It has not been very often these days when I am home alone. We almost always have each other around the house. And though we both enjoy together-alone “me time”, it’s rare that I have evenings all to myself without you being here.
I look at the faint traces of sunlight on the bare blank wall we’ve been promising to decorate with my paintings. It creates patterns of the leaves from the plants outside the window. I felt a little weird, a little empty, a little excited, a little sulky, but above all, a strong sense of space within me and around me, physically and emotionally. It reminds me of my single days, free and wild and spontanious, and of course a little younger. With nostalgia and melancholy, I look back on them and sigh, and tell myself it’s ok. There are a lot of things to do. I gotta enjoy these precious moments dedicated for myself and myself only.

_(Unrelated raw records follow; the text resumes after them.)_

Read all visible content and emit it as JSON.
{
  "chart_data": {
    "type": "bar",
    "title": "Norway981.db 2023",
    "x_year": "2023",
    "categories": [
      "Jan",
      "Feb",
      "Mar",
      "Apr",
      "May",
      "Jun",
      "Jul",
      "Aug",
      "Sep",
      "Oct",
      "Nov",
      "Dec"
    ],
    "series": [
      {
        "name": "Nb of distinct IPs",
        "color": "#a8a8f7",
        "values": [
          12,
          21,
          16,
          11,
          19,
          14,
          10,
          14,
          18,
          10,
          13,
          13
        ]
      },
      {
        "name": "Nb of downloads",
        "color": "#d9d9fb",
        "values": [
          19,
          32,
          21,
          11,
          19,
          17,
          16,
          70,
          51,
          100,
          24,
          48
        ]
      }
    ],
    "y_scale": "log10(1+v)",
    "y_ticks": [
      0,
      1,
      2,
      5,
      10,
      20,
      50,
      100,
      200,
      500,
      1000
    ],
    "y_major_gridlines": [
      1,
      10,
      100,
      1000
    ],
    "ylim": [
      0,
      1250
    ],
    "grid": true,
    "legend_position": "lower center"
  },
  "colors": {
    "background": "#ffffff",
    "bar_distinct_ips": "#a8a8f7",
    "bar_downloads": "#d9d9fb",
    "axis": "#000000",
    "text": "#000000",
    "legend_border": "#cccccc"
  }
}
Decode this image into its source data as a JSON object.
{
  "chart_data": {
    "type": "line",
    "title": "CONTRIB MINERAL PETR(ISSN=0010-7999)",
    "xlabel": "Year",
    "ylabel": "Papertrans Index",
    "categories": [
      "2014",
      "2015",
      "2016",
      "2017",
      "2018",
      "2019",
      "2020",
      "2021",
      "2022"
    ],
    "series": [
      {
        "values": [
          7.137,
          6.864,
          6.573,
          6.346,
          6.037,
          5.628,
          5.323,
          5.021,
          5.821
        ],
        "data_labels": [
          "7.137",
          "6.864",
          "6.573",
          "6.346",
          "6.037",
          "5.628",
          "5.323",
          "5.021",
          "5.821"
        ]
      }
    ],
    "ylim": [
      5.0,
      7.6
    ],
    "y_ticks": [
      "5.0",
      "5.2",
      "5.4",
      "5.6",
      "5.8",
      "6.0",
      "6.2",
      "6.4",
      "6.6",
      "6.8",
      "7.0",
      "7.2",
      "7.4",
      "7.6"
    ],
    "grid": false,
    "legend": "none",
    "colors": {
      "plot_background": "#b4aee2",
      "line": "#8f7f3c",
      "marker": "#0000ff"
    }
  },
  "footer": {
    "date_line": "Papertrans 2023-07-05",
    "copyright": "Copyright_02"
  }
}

I have my tea ceremony as usual, and meditation and yoga. I finally succeed the headstand pose! I have dinner and wash and paint, as always, but all alone. I watched “In this corner of the world” too and it’s so cute I wanna grab your hand and make you watch this scene and that to show you how much Suzu resembles me. But you’re not around to see it. The house suddenly seems so big. Has it always like this yet I’ve failed to notice? I light up a candle and pour a few drops of Lavender and Bitter Orange on the oil diffuser to fill up the space. The clock is ticking. I’m glad you’re having a good time but at the same time I wished you were here. Just the sight of you will make me feel safe and secure.